We want to share some of the highlights we have experienced with you:

  • New friends
  • Organized activities
  • Learning the fundamentals of the sport for each sport played
  • Multiple of sports options to try
  • Competitive play in area, state, national and World games
  • Aaron using on a daily basis the Healthy Athletes nutrition, exercise, hydration plan
  • Opportunity for parents/families to meet and share with other athletes and their families
  • Coaching and Volunteer Opportunities
  • The confidence our son has gained through participation on different teams which he has carried from the field to the classroom, the work place and every new experience he encounters.
  • Aaron has also gained Independence to go try new things, meet new people and travel thanks to his experiences with his coaches and teammates around the country and world.
  • Cheering our son, his teammates, as well as all the other athletes he competes against throughout the years
  • Seeing the pride of participation on the athletes faces
  • Unified Sports has raised the level of competition for our son. Through Unified sports our son and the partners he has on his team, or plays against are equals working towards the common goal of playing the best game they can as a team.
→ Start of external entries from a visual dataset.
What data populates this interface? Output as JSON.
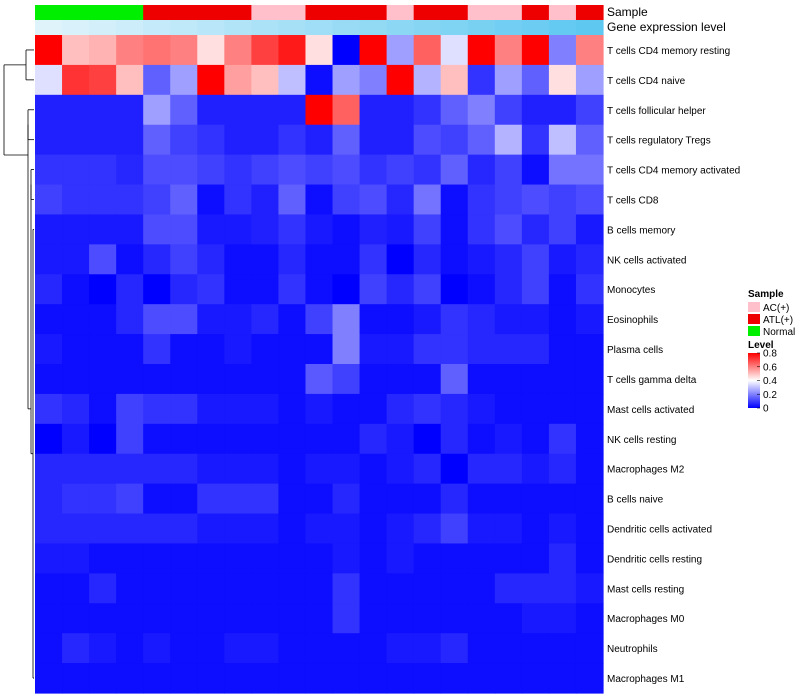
{
  "chart_data": {
    "type": "heatmap",
    "title": "",
    "colors": {
      "low": "#0000ff",
      "mid": "#ffffff",
      "high": "#ff0000",
      "sample": {
        "AC(+)": "#ffc0cb",
        "ATL(+)": "#ee0000",
        "Normal": "#00ee00"
      },
      "expr_low": "#dff3fb",
      "expr_high": "#5fc8f0"
    },
    "column_annotations": [
      {
        "name": "Sample",
        "values": [
          "Normal",
          "Normal",
          "Normal",
          "Normal",
          "ATL(+)",
          "ATL(+)",
          "ATL(+)",
          "ATL(+)",
          "AC(+)",
          "AC(+)",
          "ATL(+)",
          "ATL(+)",
          "ATL(+)",
          "AC(+)",
          "ATL(+)",
          "ATL(+)",
          "AC(+)",
          "AC(+)",
          "ATL(+)",
          "AC(+)",
          "ATL(+)"
        ]
      },
      {
        "name": "Gene expression level",
        "values": [
          0.0,
          0.05,
          0.1,
          0.15,
          0.2,
          0.25,
          0.3,
          0.35,
          0.4,
          0.45,
          0.5,
          0.55,
          0.6,
          0.65,
          0.7,
          0.75,
          0.8,
          0.85,
          0.9,
          0.95,
          1.0
        ]
      }
    ],
    "rows": [
      "T cells CD4 memory resting",
      "T cells CD4 naive",
      "T cells follicular helper",
      "T cells regulatory  Tregs",
      "T cells CD4 memory activated",
      "T cells CD8",
      "B cells memory",
      "NK cells activated",
      "Monocytes",
      "Eosinophils",
      "Plasma cells",
      "T cells gamma delta",
      "Mast cells activated",
      "NK cells resting",
      "Macrophages M2",
      "B cells naive",
      "Dendritic cells activated",
      "Dendritic cells resting",
      "Mast cells resting",
      "Macrophages M0",
      "Neutrophils",
      "Macrophages M1"
    ],
    "values": [
      [
        0.8,
        0.5,
        0.52,
        0.6,
        0.62,
        0.6,
        0.45,
        0.6,
        0.7,
        0.76,
        0.45,
        0.0,
        0.8,
        0.25,
        0.65,
        0.35,
        0.8,
        0.6,
        0.8,
        0.2,
        0.6
      ],
      [
        0.35,
        0.72,
        0.7,
        0.5,
        0.15,
        0.25,
        0.8,
        0.55,
        0.5,
        0.3,
        0.02,
        0.25,
        0.2,
        0.8,
        0.28,
        0.5,
        0.08,
        0.25,
        0.15,
        0.45,
        0.25
      ],
      [
        0.05,
        0.05,
        0.05,
        0.05,
        0.25,
        0.15,
        0.05,
        0.05,
        0.05,
        0.05,
        0.8,
        0.65,
        0.05,
        0.05,
        0.08,
        0.15,
        0.2,
        0.1,
        0.05,
        0.05,
        0.1
      ],
      [
        0.05,
        0.05,
        0.05,
        0.05,
        0.15,
        0.1,
        0.08,
        0.05,
        0.05,
        0.08,
        0.05,
        0.15,
        0.05,
        0.05,
        0.12,
        0.1,
        0.15,
        0.28,
        0.08,
        0.3,
        0.15
      ],
      [
        0.08,
        0.08,
        0.08,
        0.06,
        0.12,
        0.12,
        0.1,
        0.08,
        0.1,
        0.12,
        0.1,
        0.12,
        0.08,
        0.1,
        0.08,
        0.15,
        0.06,
        0.1,
        0.02,
        0.18,
        0.18
      ],
      [
        0.1,
        0.08,
        0.08,
        0.08,
        0.1,
        0.15,
        0.02,
        0.08,
        0.05,
        0.15,
        0.02,
        0.1,
        0.12,
        0.06,
        0.18,
        0.02,
        0.08,
        0.1,
        0.12,
        0.1,
        0.12
      ],
      [
        0.04,
        0.04,
        0.04,
        0.04,
        0.12,
        0.12,
        0.04,
        0.04,
        0.05,
        0.08,
        0.04,
        0.02,
        0.05,
        0.04,
        0.1,
        0.02,
        0.08,
        0.12,
        0.06,
        0.1,
        0.04
      ],
      [
        0.04,
        0.04,
        0.12,
        0.02,
        0.06,
        0.1,
        0.06,
        0.02,
        0.02,
        0.06,
        0.02,
        0.02,
        0.08,
        0.0,
        0.06,
        0.02,
        0.04,
        0.06,
        0.1,
        0.04,
        0.06
      ],
      [
        0.06,
        0.02,
        0.0,
        0.06,
        0.0,
        0.06,
        0.08,
        0.02,
        0.02,
        0.08,
        0.02,
        0.0,
        0.1,
        0.06,
        0.1,
        0.0,
        0.02,
        0.06,
        0.1,
        0.02,
        0.08
      ],
      [
        0.02,
        0.02,
        0.02,
        0.06,
        0.12,
        0.12,
        0.04,
        0.04,
        0.06,
        0.02,
        0.1,
        0.2,
        0.02,
        0.02,
        0.04,
        0.08,
        0.06,
        0.04,
        0.04,
        0.02,
        0.04
      ],
      [
        0.04,
        0.02,
        0.02,
        0.02,
        0.08,
        0.02,
        0.02,
        0.04,
        0.02,
        0.02,
        0.02,
        0.2,
        0.04,
        0.04,
        0.08,
        0.08,
        0.06,
        0.06,
        0.06,
        0.02,
        0.02
      ],
      [
        0.02,
        0.02,
        0.02,
        0.02,
        0.02,
        0.02,
        0.02,
        0.02,
        0.02,
        0.02,
        0.14,
        0.1,
        0.02,
        0.02,
        0.02,
        0.15,
        0.02,
        0.02,
        0.02,
        0.02,
        0.02
      ],
      [
        0.08,
        0.06,
        0.02,
        0.1,
        0.08,
        0.08,
        0.04,
        0.04,
        0.04,
        0.02,
        0.04,
        0.02,
        0.02,
        0.06,
        0.08,
        0.06,
        0.04,
        0.02,
        0.02,
        0.02,
        0.02
      ],
      [
        0.0,
        0.04,
        0.0,
        0.1,
        0.02,
        0.02,
        0.02,
        0.02,
        0.02,
        0.02,
        0.02,
        0.02,
        0.06,
        0.04,
        0.0,
        0.06,
        0.02,
        0.04,
        0.02,
        0.08,
        0.02
      ],
      [
        0.06,
        0.06,
        0.06,
        0.06,
        0.06,
        0.06,
        0.04,
        0.04,
        0.04,
        0.02,
        0.04,
        0.04,
        0.02,
        0.04,
        0.06,
        0.0,
        0.06,
        0.06,
        0.04,
        0.06,
        0.02
      ],
      [
        0.06,
        0.08,
        0.08,
        0.1,
        0.02,
        0.02,
        0.08,
        0.08,
        0.08,
        0.02,
        0.02,
        0.06,
        0.02,
        0.02,
        0.02,
        0.06,
        0.02,
        0.02,
        0.02,
        0.02,
        0.02
      ],
      [
        0.06,
        0.06,
        0.06,
        0.06,
        0.06,
        0.06,
        0.04,
        0.04,
        0.04,
        0.02,
        0.04,
        0.04,
        0.02,
        0.04,
        0.06,
        0.1,
        0.04,
        0.04,
        0.02,
        0.04,
        0.02
      ],
      [
        0.04,
        0.04,
        0.02,
        0.02,
        0.02,
        0.02,
        0.02,
        0.02,
        0.02,
        0.02,
        0.02,
        0.04,
        0.02,
        0.04,
        0.02,
        0.02,
        0.02,
        0.02,
        0.02,
        0.06,
        0.02
      ],
      [
        0.02,
        0.02,
        0.06,
        0.02,
        0.02,
        0.02,
        0.02,
        0.02,
        0.02,
        0.02,
        0.02,
        0.08,
        0.02,
        0.02,
        0.02,
        0.02,
        0.02,
        0.06,
        0.06,
        0.06,
        0.04
      ],
      [
        0.02,
        0.02,
        0.02,
        0.02,
        0.02,
        0.02,
        0.02,
        0.02,
        0.02,
        0.02,
        0.02,
        0.08,
        0.02,
        0.02,
        0.02,
        0.02,
        0.02,
        0.02,
        0.04,
        0.04,
        0.02
      ],
      [
        0.02,
        0.06,
        0.04,
        0.02,
        0.04,
        0.02,
        0.02,
        0.04,
        0.04,
        0.02,
        0.02,
        0.02,
        0.02,
        0.04,
        0.04,
        0.06,
        0.02,
        0.02,
        0.02,
        0.02,
        0.02
      ],
      [
        0.02,
        0.02,
        0.02,
        0.02,
        0.02,
        0.02,
        0.02,
        0.02,
        0.02,
        0.02,
        0.02,
        0.02,
        0.02,
        0.02,
        0.02,
        0.02,
        0.02,
        0.02,
        0.02,
        0.02,
        0.02
      ]
    ],
    "legend": {
      "sample_title": "Sample",
      "sample_entries": [
        "AC(+)",
        "ATL(+)",
        "Normal"
      ],
      "level_title": "Level",
      "level_ticks": [
        "0.8",
        "0.6",
        "0.4",
        "0.2",
        "0"
      ],
      "level_range": [
        0,
        0.8
      ]
    },
    "legend_placement": "right",
    "row_dendrogram": "left"
  }
}
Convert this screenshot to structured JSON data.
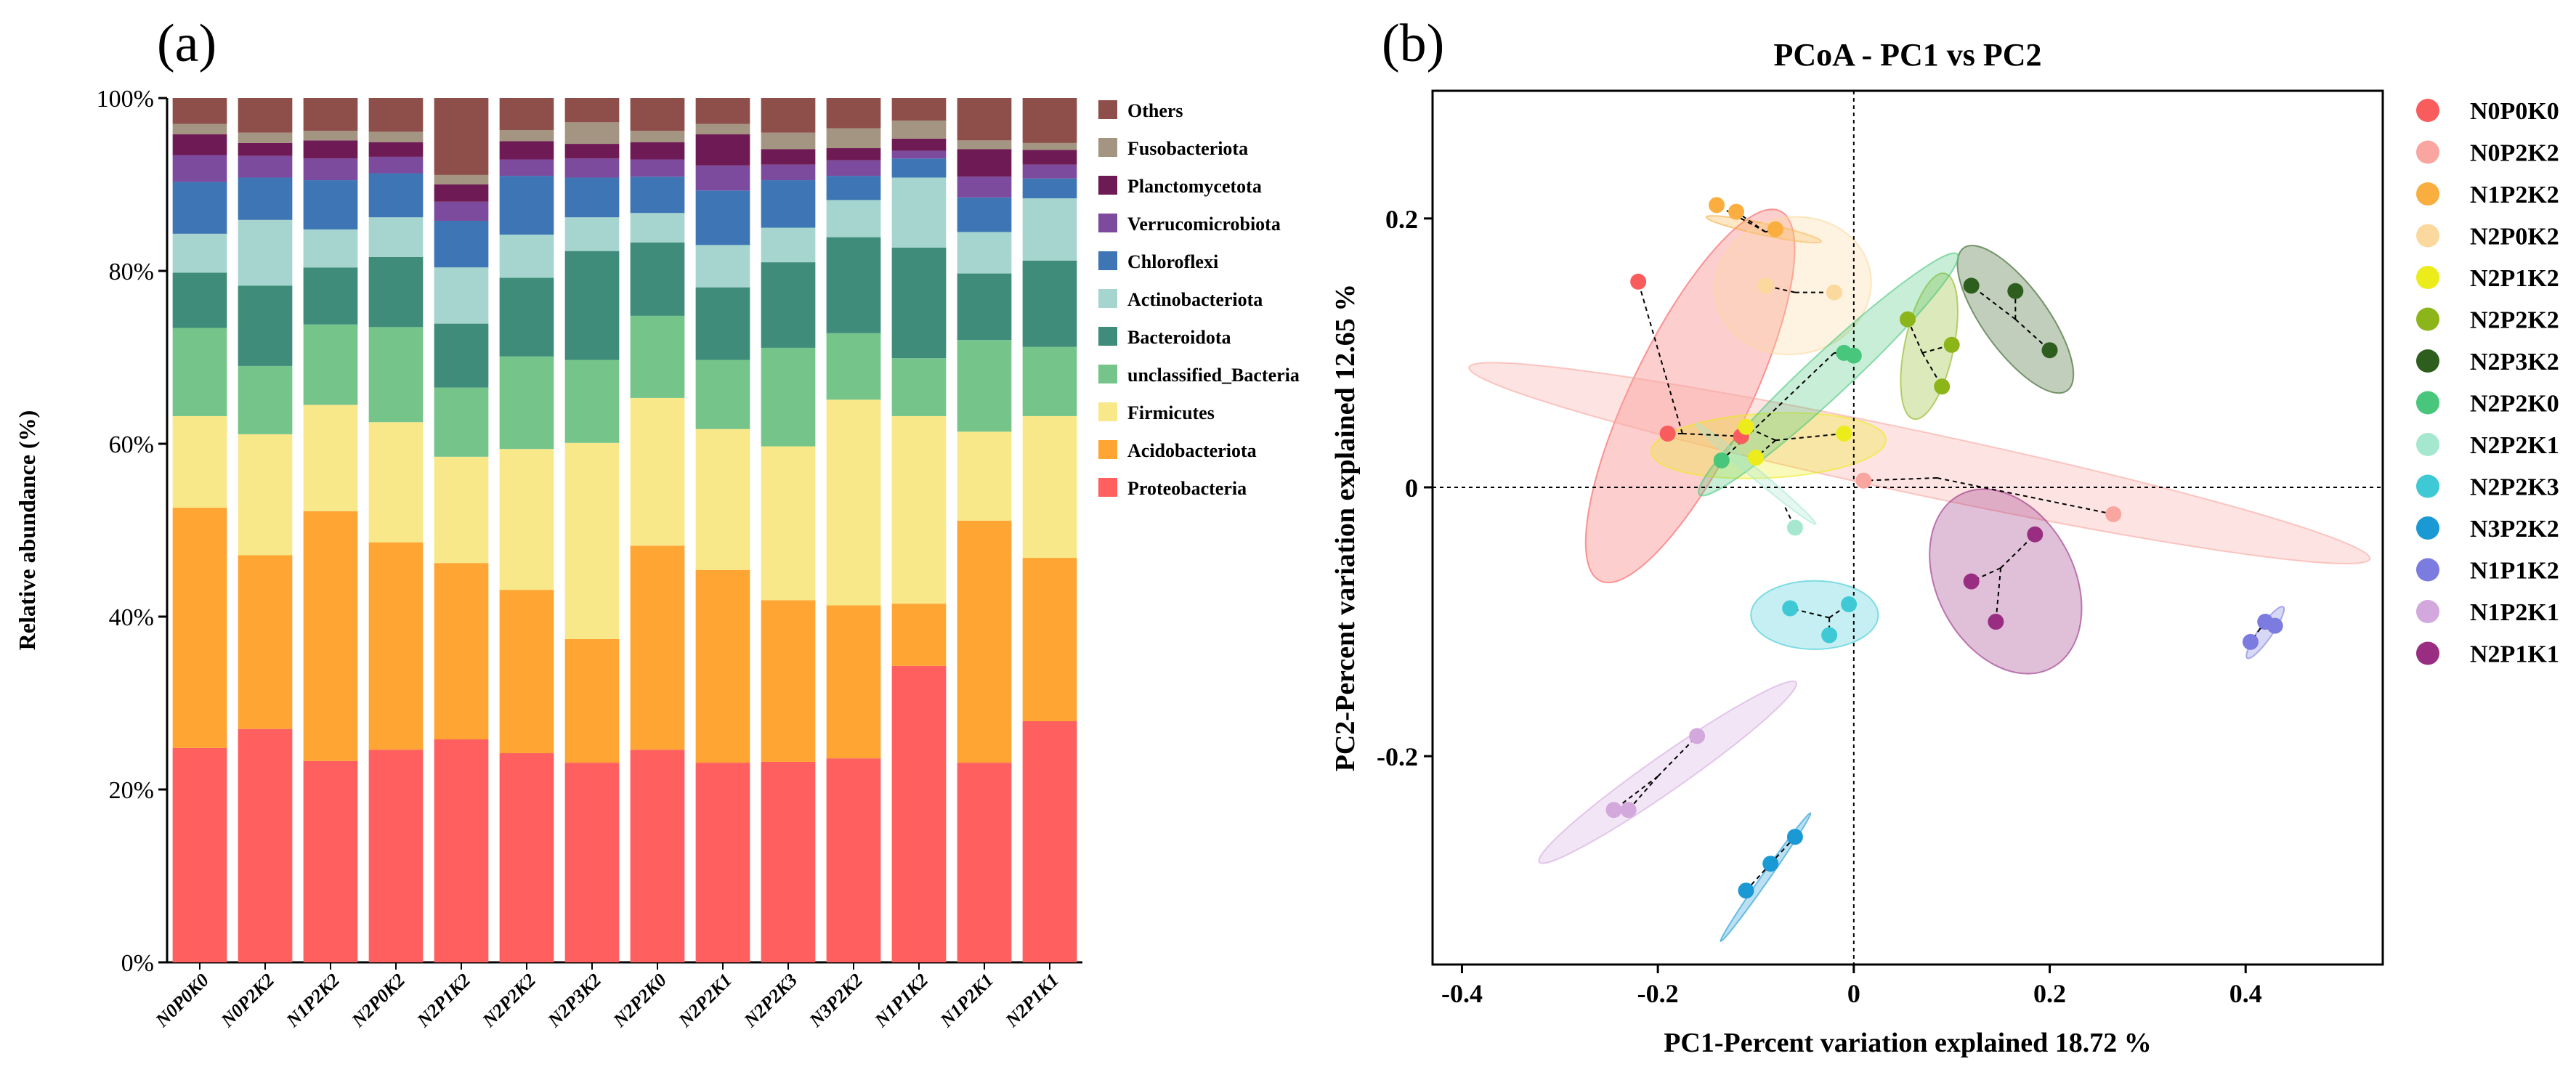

Whether you are a young athlete, school age (elementary through high school), or transitioning out of school into the workforce, there are teams and sports available for you to be involved in. Our son is in the Transition stage (meaning in Massachusetts at age 22 his mandated right to formal public education is complete). This can be a scary time for the athlete and family. Unlike, formal education Special Olympics does not end at a certain age and provides an important constant in the athlete’s life – sports, they can be involved with. In our son’s case, Special Olympics is helping him move through this potentially difficult time while experiencing success in sport with his friends and teammates.

Despite the snow falling outside of our window today, we welcome you to the spring 2016 season. We look forward to seeing, meeting and cheering you, our athletes and families on together throughout the coming season.

Sharon, Gerry and Aaron Allen

Rob Gronkowski Stops by School Day Games in Ashland

New England Partiots Tight End Rob Gronkowski along with teammates Geneo Grissom and AJ Derby sopped into help out at the 5-town School Day Games in Ashland today. In addition to leading the athletes in stretching drills, Gronk and the boys were able to interact and participate alongside the students.